L’ORPHELINE DU TEMPLE

« A l’exemple de mes parents, je pardonne de tout mon coeur et sans exception à tous ceux qui ont pu me nuire et m’offenser. » Celle qui faisait cette déclaration dans ses dernières volontés, en 1851, n’était autre que la fille de Louis XVI et de Marie-Antoinette. De cette femme dont l’existence de prisonnière et d’exilée fut tissée de deuils et de malheurs, deux livres brossent aujourd’hui le portrait.

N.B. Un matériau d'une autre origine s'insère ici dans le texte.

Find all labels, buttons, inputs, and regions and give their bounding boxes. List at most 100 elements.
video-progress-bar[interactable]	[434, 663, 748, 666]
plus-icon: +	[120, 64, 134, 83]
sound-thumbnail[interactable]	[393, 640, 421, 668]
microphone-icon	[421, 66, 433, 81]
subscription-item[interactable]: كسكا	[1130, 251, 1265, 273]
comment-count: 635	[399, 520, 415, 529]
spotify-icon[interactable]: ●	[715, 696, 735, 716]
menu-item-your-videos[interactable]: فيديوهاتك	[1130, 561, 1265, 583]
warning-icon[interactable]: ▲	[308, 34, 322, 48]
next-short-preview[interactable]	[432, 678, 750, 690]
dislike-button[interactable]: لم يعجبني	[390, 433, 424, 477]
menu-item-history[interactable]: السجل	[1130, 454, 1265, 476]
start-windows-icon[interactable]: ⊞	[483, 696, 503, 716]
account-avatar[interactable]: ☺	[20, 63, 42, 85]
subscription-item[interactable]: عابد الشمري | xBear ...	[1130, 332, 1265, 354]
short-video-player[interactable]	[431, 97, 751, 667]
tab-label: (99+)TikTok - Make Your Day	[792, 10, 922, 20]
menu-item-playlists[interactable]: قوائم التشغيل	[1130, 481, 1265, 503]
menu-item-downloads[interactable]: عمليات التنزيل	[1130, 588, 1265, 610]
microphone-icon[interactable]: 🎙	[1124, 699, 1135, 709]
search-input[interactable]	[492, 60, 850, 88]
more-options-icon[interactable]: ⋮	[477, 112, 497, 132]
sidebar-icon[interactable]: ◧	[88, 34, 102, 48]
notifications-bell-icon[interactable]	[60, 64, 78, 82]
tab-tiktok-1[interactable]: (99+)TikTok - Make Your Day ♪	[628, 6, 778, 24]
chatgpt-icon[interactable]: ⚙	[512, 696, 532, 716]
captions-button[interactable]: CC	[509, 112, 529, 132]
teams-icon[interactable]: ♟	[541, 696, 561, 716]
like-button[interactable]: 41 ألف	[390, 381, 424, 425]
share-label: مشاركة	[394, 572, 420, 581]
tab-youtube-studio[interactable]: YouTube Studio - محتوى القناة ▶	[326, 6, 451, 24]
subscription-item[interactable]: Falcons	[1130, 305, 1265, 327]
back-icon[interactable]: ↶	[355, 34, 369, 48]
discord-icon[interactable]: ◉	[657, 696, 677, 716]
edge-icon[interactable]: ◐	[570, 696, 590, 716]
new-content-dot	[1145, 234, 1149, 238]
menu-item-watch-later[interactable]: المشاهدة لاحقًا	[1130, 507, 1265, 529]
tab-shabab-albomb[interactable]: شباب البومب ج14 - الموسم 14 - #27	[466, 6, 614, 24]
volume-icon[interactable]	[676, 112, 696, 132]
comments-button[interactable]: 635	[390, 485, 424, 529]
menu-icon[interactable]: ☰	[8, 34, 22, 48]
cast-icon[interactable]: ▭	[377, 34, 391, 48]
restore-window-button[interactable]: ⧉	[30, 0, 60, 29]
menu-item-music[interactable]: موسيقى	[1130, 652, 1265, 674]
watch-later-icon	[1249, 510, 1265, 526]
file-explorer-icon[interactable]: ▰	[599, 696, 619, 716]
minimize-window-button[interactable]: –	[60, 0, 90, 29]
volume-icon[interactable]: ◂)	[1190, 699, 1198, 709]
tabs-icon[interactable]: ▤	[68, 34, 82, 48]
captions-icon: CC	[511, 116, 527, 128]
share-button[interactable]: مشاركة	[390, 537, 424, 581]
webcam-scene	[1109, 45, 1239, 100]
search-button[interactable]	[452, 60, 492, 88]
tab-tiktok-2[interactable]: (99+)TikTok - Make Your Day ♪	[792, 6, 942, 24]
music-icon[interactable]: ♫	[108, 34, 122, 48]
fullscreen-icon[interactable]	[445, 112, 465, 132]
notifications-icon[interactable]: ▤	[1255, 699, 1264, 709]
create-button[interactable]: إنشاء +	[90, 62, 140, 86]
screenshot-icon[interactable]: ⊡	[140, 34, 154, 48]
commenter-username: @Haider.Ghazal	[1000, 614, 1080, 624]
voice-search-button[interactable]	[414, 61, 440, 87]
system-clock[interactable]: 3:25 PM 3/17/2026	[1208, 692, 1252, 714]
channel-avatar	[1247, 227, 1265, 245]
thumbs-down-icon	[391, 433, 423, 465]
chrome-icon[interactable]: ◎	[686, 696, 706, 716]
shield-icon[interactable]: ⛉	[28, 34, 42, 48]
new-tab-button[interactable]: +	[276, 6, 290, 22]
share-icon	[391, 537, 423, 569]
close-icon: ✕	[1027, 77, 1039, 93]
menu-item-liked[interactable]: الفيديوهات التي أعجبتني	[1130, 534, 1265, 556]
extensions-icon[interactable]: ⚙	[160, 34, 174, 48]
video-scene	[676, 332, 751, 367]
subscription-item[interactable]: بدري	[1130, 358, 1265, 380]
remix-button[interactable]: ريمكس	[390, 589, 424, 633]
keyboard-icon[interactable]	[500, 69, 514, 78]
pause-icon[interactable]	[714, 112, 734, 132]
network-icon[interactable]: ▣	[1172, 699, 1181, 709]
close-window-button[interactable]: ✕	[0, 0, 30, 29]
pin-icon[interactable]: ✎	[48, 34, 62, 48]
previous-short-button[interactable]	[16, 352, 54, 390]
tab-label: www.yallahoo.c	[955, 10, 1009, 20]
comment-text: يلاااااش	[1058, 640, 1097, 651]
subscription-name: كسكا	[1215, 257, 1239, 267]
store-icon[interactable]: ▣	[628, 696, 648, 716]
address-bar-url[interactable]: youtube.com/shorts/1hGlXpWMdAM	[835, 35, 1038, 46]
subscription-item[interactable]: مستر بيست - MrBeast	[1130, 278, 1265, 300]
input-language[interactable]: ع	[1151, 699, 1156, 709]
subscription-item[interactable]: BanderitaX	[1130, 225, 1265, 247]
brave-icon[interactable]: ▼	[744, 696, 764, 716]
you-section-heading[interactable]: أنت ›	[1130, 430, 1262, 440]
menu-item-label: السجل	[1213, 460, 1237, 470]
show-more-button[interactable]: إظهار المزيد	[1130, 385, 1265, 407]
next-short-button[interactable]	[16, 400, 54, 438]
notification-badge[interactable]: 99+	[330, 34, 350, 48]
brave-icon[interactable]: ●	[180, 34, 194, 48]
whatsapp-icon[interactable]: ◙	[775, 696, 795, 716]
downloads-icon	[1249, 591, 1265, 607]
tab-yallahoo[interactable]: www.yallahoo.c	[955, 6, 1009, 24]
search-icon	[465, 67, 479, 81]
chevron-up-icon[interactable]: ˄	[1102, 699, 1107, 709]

Anne Muratori-Philip, historienne et ancien grand reporter au Figaro, s’appuie sur des recherches approfondies dans les archives et sur une sobre écriture pour raconter la vie de Madame Royale : une biographie classique, où la période de la Restauration et de la monarchie de Juillet est malheureusement escamotée (1). Sylvie Yvert, qui a été chargée de mission au Quai d’Orsay puis au ministère de l’Intérieur, se met de son côté dans la peau de Mousseline la Sérieuse, ainsi que la surnommait Marie-Antoinette : elle raconte la destinée singulière d’une princesse broyée par l’Histoire. S’il s’agit d’un roman, il est puisé aux meilleures sources, ce qui permet à l’auteur de conjuguer vérité des faits et liberté d’interprétation psychologique (2).
Née en 1778, Marie-Thérèse Charlotte est le premier enfant de Louis XVI et de Marie-Antoinette. Après une enfance dorée, elle est entraînée par la Révolution dans une série de drames successifs : la mort de son frère le dauphin Louis-Joseph, la captivité aux Tuileries, l’enfermement au Temple, la décapitation du roi, l’exécution de la reine et la mort de son frère Louis XVII – deux disparitions qu’elle n’apprend qu’après coup -, puis encore l’exécution de sa tante Elisabeth, soeur de Louis XVI. Echangée contre des prisonniers français, Madame Royale gagne Vienne en 1796, confie sa destinée à son oncle Louis XVIII en Lettonie, puis épouse son cousin le duc d’Angoulême, fils du futur Charles X, en 1799. Mariage de raison, qui restera stérile. Ultra sous la Restauration, exilée de nouveau en 1830, la duchesse d’Angoulême sera l’éducatrice de son neveu le comte de Chambord, le dernier Bourbon français. La pauvre orpheline du Temple, au fond, n’aura jamais réussi à exorciser les fantômes de son passé.

Jean Sévillia

(1) Madame Royale, d’Anne Muratori-Philip, Fayard, 332 p., 23 €.

(2) Mousseline la Sérieuse, de Sylvie Yvert, Editions Héloïse d’Ormesson, 336 p., 18 €.